La nuova realtà, denominata provvisoriamente “Bromo”, sarà operativa nel 2027, una volta ottenute le necessarie autorizzazioni regolamentari. Il nuovo gruppo nascerà dall’unione delle attività spaziali dei tre colossi industriali: Airbus porterà i business Space Systems e Space Digital, Leonardo la Divisione Spazio (inclusi gli asset in Telespazio e Thales Alenia Space), mentre Thales contribuirà con le sue partecipazioni in Thales Alenia Space, Telespazio e Thales SESO.
Il nuovo soggetto potrà contare su circa 25mila lavoratori e lavoratrici in tutta Europa e su un fatturato annuo di 6,5 miliardi di euro, con un portafoglio ordini pari a più di tre anni di ricavi. L’azionariato sarà condiviso tra Airbus (35%), Leonardo (32,5%) e Thales (32,5%), con una governance paritetica e bilanciata tra i partner.
UN PASSO AVANTI PER L’AUTONOMIA SPAZIALE EUROPEA
Secondo le tre aziende, la nuova società rappresenta una “tappa fondamentale nel rafforzamento dell’ecosistema spaziale europeo”, in grado di valorizzare le competenze industriali esistenti e generare importanti sinergie economiche e tecnologiche.
L’obiettivo è unire le capacità complementari nei campi della produzione satellitare, delle infrastrutture e dei servizi spaziali, per creare un attore europeo competitivo e resiliente.

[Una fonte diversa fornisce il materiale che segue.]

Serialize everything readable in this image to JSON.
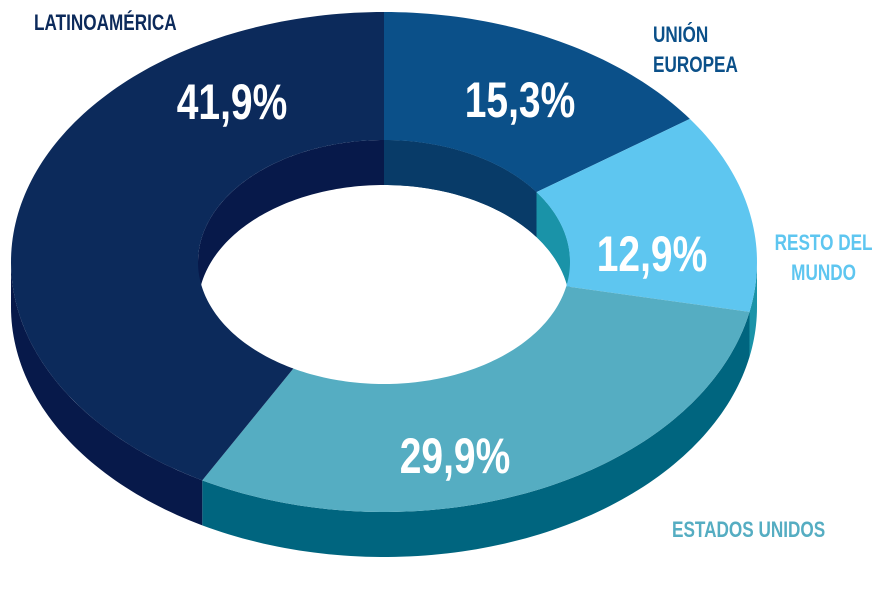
{
  "chart_data": {
    "type": "pie",
    "donut": true,
    "categories": [
      "UNIÓN EUROPEA",
      "RESTO DEL MUNDO",
      "ESTADOS UNIDOS",
      "LATINOAMÉRICA"
    ],
    "values": [
      15.3,
      12.9,
      29.9,
      41.9
    ],
    "value_labels": [
      "15,3%",
      "12,9%",
      "29,9%",
      "41,9%"
    ],
    "colors": [
      "#0b5089",
      "#5ec6f0",
      "#55adc2",
      "#0c2a5b"
    ],
    "depth_colors": [
      "#083b68",
      "#1a93a8",
      "#00657f",
      "#07194a"
    ]
  }
}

Dalla fusione nascerà un portafoglio integrato di soluzioni “end-to-end”, dalle piattaforme orbitali ai servizi a terra, con forti prospettive di crescita nei mercati internazionali. I tre amministratori delegati – Guillaume Faury (Airbus), Roberto Cingolani (Leonardo) e Patrice Caine (Thales) – hanno parlato di una “presenza europea più solida e competitiva, capace di accelerare sull’innovazione e di creare maggiore valore per clienti, stakeholder e dipendenti”.

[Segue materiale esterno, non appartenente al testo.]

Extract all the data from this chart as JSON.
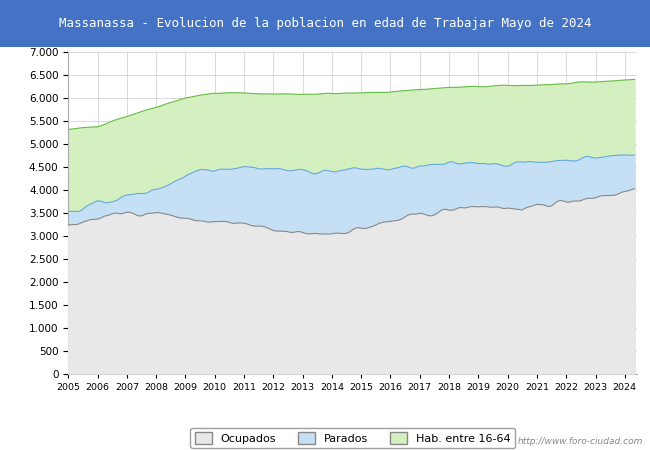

LA POSIZIONE DELLE ORGANIZZAZIONI SINDACALI
Fim, Fiom e Uilm hanno espresso un giudizio positivo sull’intesa, riconoscendo che rappresenta una buona notizia per l’industria spaziale europea e un’opportunità per rafforzare il ruolo dell’Italia nel settore. Il sindacato evidenzia tuttavia l’importanza di comprendere i riflessi industriali e occupazionali per il nostro Paese, in particolare perché – a differenza delle strutture produttive francesi – in Italia non si prevedono sovrapposizioni significative.
“Ci auguriamo – si legge nella nota – che questa alleanza possa valorizzare le capacità e le competenze di migliaia di lavoratrici e lavoratori italiani del settore”.

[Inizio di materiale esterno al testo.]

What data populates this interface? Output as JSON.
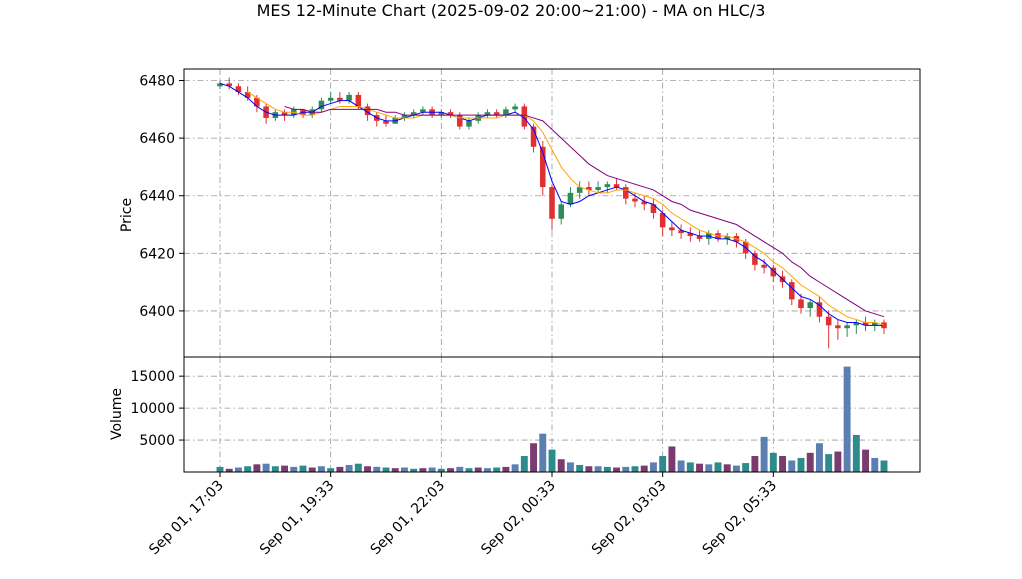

Fim, Fiom e Uilm sottolineano che la nascita di Bromo potrà consentire di competere meglio con i grandi player globali, e auspicano che questa operazione possa aprire la strada ad altre collaborazioni industriali europee, in una prospettiva di integrazione sempre più forte tra le filiere tecnologiche continentali.
LE PRIORITÀ DEL CONFRONTO SINDACALE
Nelle prossime settimane si aprirà un tavolo di confronto con le organizzazioni sindacali per discutere i dettagli del progetto e gestire la fase di transizione.
Le sigle metalmeccaniche manterranno alta l’attenzione affinché vengano garantiti gli attuali piani di investimento e tutelate le competenze professionali dei lavoratori coinvolti nel processo di integrazione.
Per Fim, Fiom e Uilm, “l’Italia deve poter continuare a esprimere il proprio ruolo di attore globale nello spazio. Questa alleanza deve diventare un’ulteriore opportunità di crescita e sviluppo, in cui le competenze delle lavoratrici e dei lavoratori rappresentino il vero valore aggiunto del progetto”.